Nada Ortodoxa Nada Ortodoxa

Nada Ortodoxa (Netflix) | Crítica

Minissérie Nada Ortodoxa é um grito irruptivo de liberdade empacotado num formato fácil de se identificar

Quer você queira ou não, o mundo está sempre em um processo de transformação. Quadro assustador para os mais conservadores – que tentam desesperadamente congelar o tempo –, sem dúvida não somos a mesma sociedade de, por exemplo, 10 anos atrás. Mulheres conquistaram mais respeito, configurações familiares ganharam novos formatos e as mentes atrasadas de hoje são cada vez mais peças de museu engolidas pelo bonde da história.

No campo das artes – arma inquestionável de cabeças mais sensíveis –, muito pode ser visto sobre essa transformação. Nada Ortodoxa, nova minissérie da Netflix, é um desses gritos irruptivos, que surge empacotado num formato fácil de se identificar. Dividida em quatro episódios, a minissérie é baseada no best-seller autobiográfico de Deborah Feldman, uma judia que com muita luta conseguiu se libertar de uma comunidade judaica ultraortodoxa da qual sempre fez parte.

Minissérie destaca comunidade hassídica de judeus ultraortodoxos
Divulgação: Netflix

Aliás, a palavra de ordem da empreitada é exatamente essa: liberdade. Os episódios trazem a atriz israelense Shira Haas (destaque no elenco) na pele de Esther Shapiro (a personagem é livremente inspirada na autora do livro), jovem de 19 anos integrante de uma comunidade hassídica de judeus Satmar que vive em Williamsburg, no Brooklyn (Nova York). Cansada de tentar se encaixar aos costumes conservadores de seu meio – que reprime a voz da mulher e basicamente a limita à função de gerar filhos –, Esther decide fugir do marido para viver uma vida de incertezas em Berlim, onde mora a mãe que muitos anos antes se afastou da filha.

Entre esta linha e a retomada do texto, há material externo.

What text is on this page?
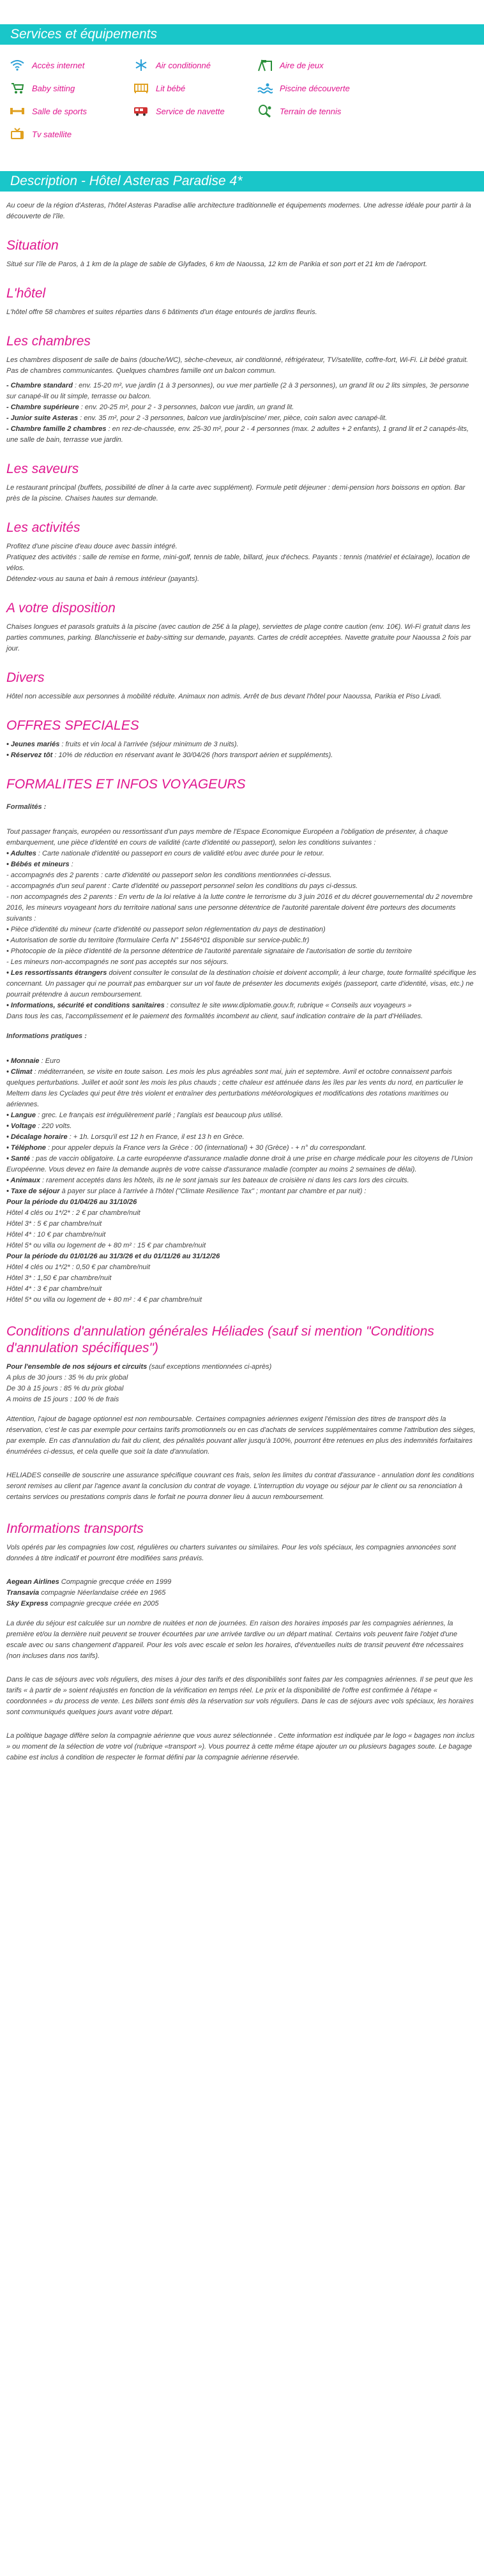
Services et équipements
Accès internet	Air conditionné	Aire de jeux
Baby sitting	Lit bébé	Piscine découverte
Salle de sports	Service de navette	Terrain de tennis
Tv satellite
Description - Hôtel Asteras Paradise 4*

Au coeur de la région d'Asteras, l'hôtel Asteras Paradise allie architecture traditionnelle et équipements modernes. Une adresse idéale pour partir à la découverte de l'île.

Situation

Situé sur l'île de Paros, à 1 km de la plage de sable de Glyfades, 6 km de Naoussa, 12 km de Parikia et son port et 21 km de l'aéroport.

L'hôtel

L'hôtel offre 58 chambres et suites réparties dans 6 bâtiments d'un étage entourés de jardins fleuris.

Les chambres

Les chambres disposent de salle de bains (douche/WC), sèche-cheveux, air conditionné, réfrigérateur, TV/satellite, coffre-fort, Wi-Fi. Lit bébé gratuit. Pas de chambres communicantes. Quelques chambres famille ont un balcon commun.

- Chambre standard : env. 15-20 m², vue jardin (1 à 3 personnes), ou vue mer partielle (2 à 3 personnes), un grand lit ou 2 lits simples, 3e personne sur canapé-lit ou lit simple, terrasse ou balcon.

- Chambre supérieure : env. 20-25 m², pour 2 - 3 personnes, balcon vue jardin, un grand lit.

- Junior suite Asteras : env. 35 m², pour 2 -3 personnes, balcon vue jardin/piscine/ mer, pièce, coin salon avec canapé-lit.

- Chambre famille 2 chambres : en rez-de-chaussée, env. 25-30 m², pour 2 - 4 personnes (max. 2 adultes + 2 enfants), 1 grand lit et 2 canapés-lits, une salle de bain, terrasse vue jardin.

Les saveurs

Le restaurant principal (buffets, possibilité de dîner à la carte avec supplément). Formule petit déjeuner : demi-pension hors boissons en option. Bar près de la piscine. Chaises hautes sur demande.

Les activités

Profitez d'une piscine d'eau douce avec bassin intégré.

Pratiquez des activités : salle de remise en forme, mini-golf, tennis de table, billard, jeux d'échecs. Payants : tennis (matériel et éclairage), location de vélos.

Détendez-vous au sauna et bain à remous intérieur (payants).

A votre disposition

Chaises longues et parasols gratuits à la piscine (avec caution de 25€ à la plage), serviettes de plage contre caution (env. 10€). Wi-Fi gratuit dans les parties communes, parking. Blanchisserie et baby-sitting sur demande, payants. Cartes de crédit acceptées. Navette gratuite pour Naoussa 2 fois par jour.

Divers

Hôtel non accessible aux personnes à mobilité réduite. Animaux non admis. Arrêt de bus devant l'hôtel pour Naoussa, Parikia et Piso Livadi.

OFFRES SPECIALES

• Jeunes mariés : fruits et vin local à l'arrivée (séjour minimum de 3 nuits).

• Réservez tôt : 10% de réduction en réservant avant le 30/04/26 (hors transport aérien et suppléments).

FORMALITES ET INFOS VOYAGEURS

Formalités :

Tout passager français, européen ou ressortissant d'un pays membre de l'Espace Economique Européen a l'obligation de présenter, à chaque embarquement, une pièce d'identité en cours de validité (carte d'identité ou passeport), selon les conditions suivantes :

• Adultes : Carte nationale d'identité ou passeport en cours de validité et/ou avec durée pour le retour.

• Bébés et mineurs :

- accompagnés des 2 parents : carte d'identité ou passeport selon les conditions mentionnées ci-dessus.

- accompagnés d'un seul parent : Carte d'identité ou passeport personnel selon les conditions du pays ci-dessus.

- non accompagnés des 2 parents : En vertu de la loi relative à la lutte contre le terrorisme du 3 juin 2016 et du décret gouvernemental du 2 novembre 2016, les mineurs voyageant hors du territoire national sans une personne détentrice de l'autorité parentale doivent être porteurs des documents suivants :

• Pièce d'identité du mineur (carte d'identité ou passeport selon réglementation du pays de destination)

• Autorisation de sortie du territoire (formulaire Cerfa N° 15646*01 disponible sur service-public.fr)

• Photocopie de la pièce d'identité de la personne détentrice de l'autorité parentale signataire de l'autorisation de sortie du territoire

- Les mineurs non-accompagnés ne sont pas acceptés sur nos séjours.

• Les ressortissants étrangers doivent consulter le consulat de la destination choisie et doivent accomplir, à leur charge, toute formalité spécifique les concernant. Un passager qui ne pourrait pas embarquer sur un vol faute de présenter les documents exigés (passeport, carte d'identité, visas, etc.) ne pourrait prétendre à aucun remboursement.

• Informations, sécurité et conditions sanitaires : consultez le site www.diplomatie.gouv.fr, rubrique « Conseils aux voyageurs »

Dans tous les cas, l'accomplissement et le paiement des formalités incombent au client, sauf indication contraire de la part d'Héliades.

Informations pratiques :

• Monnaie : Euro

• Climat : méditerranéen, se visite en toute saison. Les mois les plus agréables sont mai, juin et septembre. Avril et octobre connaissent parfois quelques perturbations. Juillet et août sont les mois les plus chauds ; cette chaleur est atténuée dans les îles par les vents du nord, en particulier le Meltem dans les Cyclades qui peut être très violent et entraîner des perturbations météorologiques et modifications des rotations maritimes ou aériennes.

• Langue : grec. Le français est irrégulièrement parlé ; l'anglais est beaucoup plus utilisé.

• Voltage : 220 volts.

• Décalage horaire : + 1h. Lorsqu'il est 12 h en France, il est 13 h en Grèce.

• Téléphone : pour appeler depuis la France vers la Grèce : 00 (international) + 30 (Grèce) - + n° du correspondant.

• Santé : pas de vaccin obligatoire. La carte européenne d'assurance maladie donne droit à une prise en charge médicale pour les citoyens de l'Union Européenne. Vous devez en faire la demande auprès de votre caisse d'assurance maladie (compter au moins 2 semaines de délai).

• Animaux : rarement acceptés dans les hôtels, ils ne le sont jamais sur les bateaux de croisière ni dans les cars lors des circuits.

• Taxe de séjour à payer sur place à l'arrivée à l'hôtel ("Climate Resilience Tax" ; montant par chambre et par nuit) :

Pour la période du 01/04/26 au 31/10/26

Hôtel 4 clés ou 1*/2* : 2 € par chambre/nuit

Hôtel 3* : 5 € par chambre/nuit

Hôtel 4* : 10 € par chambre/nuit

Hôtel 5* ou villa ou logement de + 80 m² : 15 € par chambre/nuit

Pour la période du 01/01/26 au 31/3/26 et du 01/11/26 au 31/12/26

Hôtel 4 clés ou 1*/2* : 0,50 € par chambre/nuit

Hôtel 3* : 1,50 € par chambre/nuit

Hôtel 4* : 3 € par chambre/nuit

Hôtel 5* ou villa ou logement de + 80 m² : 4 € par chambre/nuit

Conditions d'annulation générales Héliades (sauf si mention "Conditions d'annulation spécifiques")

Pour l'ensemble de nos séjours et circuits (sauf exceptions mentionnées ci-après)

A plus de 30 jours : 35 % du prix global

De 30 à 15 jours : 85 % du prix global

A moins de 15 jours : 100 % de frais

Attention, l'ajout de bagage optionnel est non remboursable. Certaines compagnies aériennes exigent l'émission des titres de transport dès la réservation, c'est le cas par exemple pour certains tarifs promotionnels ou en cas d'achats de services supplémentaires comme l'attribution des sièges, par exemple. En cas d'annulation du fait du client, des pénalités pouvant aller jusqu'à 100%, pourront être retenues en plus des indemnités forfaitaires énumérées ci-dessus, et cela quelle que soit la date d'annulation.

HELIADES conseille de souscrire une assurance spécifique couvrant ces frais, selon les limites du contrat d'assurance - annulation dont les conditions seront remises au client par l'agence avant la conclusion du contrat de voyage. L'interruption du voyage ou séjour par le client ou sa renonciation à certains services ou prestations compris dans le forfait ne pourra donner lieu à aucun remboursement.

Informations transports

Vols opérés par les compagnies low cost, régulières ou charters suivantes ou similaires. Pour les vols spéciaux, les compagnies annoncées sont données à titre indicatif et pourront être modifiées sans préavis.

Aegean Airlines Compagnie grecque créée en 1999

Transavia compagnie Néerlandaise créée en 1965

Sky Express compagnie grecque créée en 2005

La durée du séjour est calculée sur un nombre de nuitées et non de journées. En raison des horaires imposés par les compagnies aériennes, la première et/ou la dernière nuit peuvent se trouver écourtées par une arrivée tardive ou un départ matinal. Certains vols peuvent faire l'objet d'une escale avec ou sans changement d'appareil. Pour les vols avec escale et selon les horaires, d'éventuelles nuits de transit peuvent être nécessaires (non incluses dans nos tarifs).

Dans le cas de séjours avec vols réguliers, des mises à jour des tarifs et des disponibilités sont faites par les compagnies aériennes. Il se peut que les tarifs « à partir de » soient réajustés en fonction de la vérification en temps réel. Le prix et la disponibilité de l'offre est confirmée à l'étape « coordonnées » du process de vente. Les billets sont émis dès la réservation sur vols réguliers. Dans le cas de séjours avec vols spéciaux, les horaires sont communiqués quelques jours avant votre départ.

La politique bagage diffère selon la compagnie aérienne que vous aurez sélectionnée . Cette information est indiquée par le logo « bagages non inclus » ou moment de la sélection de votre vol (rubrique «transport »). Vous pourrez à cette même étape ajouter un ou plusieurs bagages soute. Le bagage cabine est inclus à condition de respecter le format défini par la compagnie aérienne réservée.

Repare que Esther tem como destino a Alemanha, lugar que guarda ecos de um passado extremamente traumático para a sua comunidade, formada por descendentes de judeus sobreviventes do holocausto. Esse ingrediente eleva a trama, tornando o rito de passagem da protagonista uma experiência ainda mais dolorosa e desafiadora. Em determinada cena, ela se livra de sua peruca kosher – entre os hassídicos as mulheres são obrigadas a raspar a cabeça ao se casarem – e sua imagem remete a de uma judia dos campos de concentração. Signos como esse são muito bem explorados pela minissérie, que procura reenquadrar nosso olhar junto com o da protagonista.

Liberdade é principal tema da série
Divulgação: Netflix

O que a nova Esther em construção descobre pouco a pouco é que o país que remete a tantas lembranças duras para o seu povo é também um lugar que, assim como ela, abriu-se para a mudança. Em Berlim, Esty (como é apelidada) torna-se amiga de estudantes de música de vários lugares do mundo, reforçando o caráter cosmopolita da cidade.

Ao contrário da mensagem de ruptura por trás da narrativa de Nada Ortodoxa, tecnicamente a produção não arrisca nenhuma ousadia. Ainda assim, vale enaltecer todo o cuidado para retratar com autenticidade a comunidade americana de judeus Satmar. Em constantes flashbacks, podemos ver muito de suas heranças culturais, mostrando o comprometido trabalho de pesquisa das criadoras da minissérie Anna Winger e Alexa Karolinski.

Jeff Wilbusch e Amit Rahav em cena
Divulgação: Netflix

De pecado, muito provavelmente em função da produção não querer confrontar de forma tão acintosa a comunidade hassídica com críticas a seu modo de vida, Yanky (Amit Rahav), o marido de Esther que a persegue, é retratado como alguém com ar de inocente, amenizando o caráter intolerante da comunidade. Em contrapartida, seu primo Moishe (Jeff Wilbusch) surge como grande vilão, uma espécie de caçador de judeus fujões. Os personagens servem com eficiência à narrativa, mas são peças que enfraquecem sua verossimilhança.

Nada Ortodoxa é mais uma minissérie que brota na Netflix e pode facilmente ser confundida com uma dessas produções bobinhas que existem aos montes no serviço de streaming. Só não se engane, sua mensagem é poderosa. Uma bela oportunidade de ver reforçado na tela que sim, costumes e tradições são importantes, mas sempre à luz do bom senso, do respeito ao outro e, acima de tudo, do desejo de que todos encontrem sua felicidade.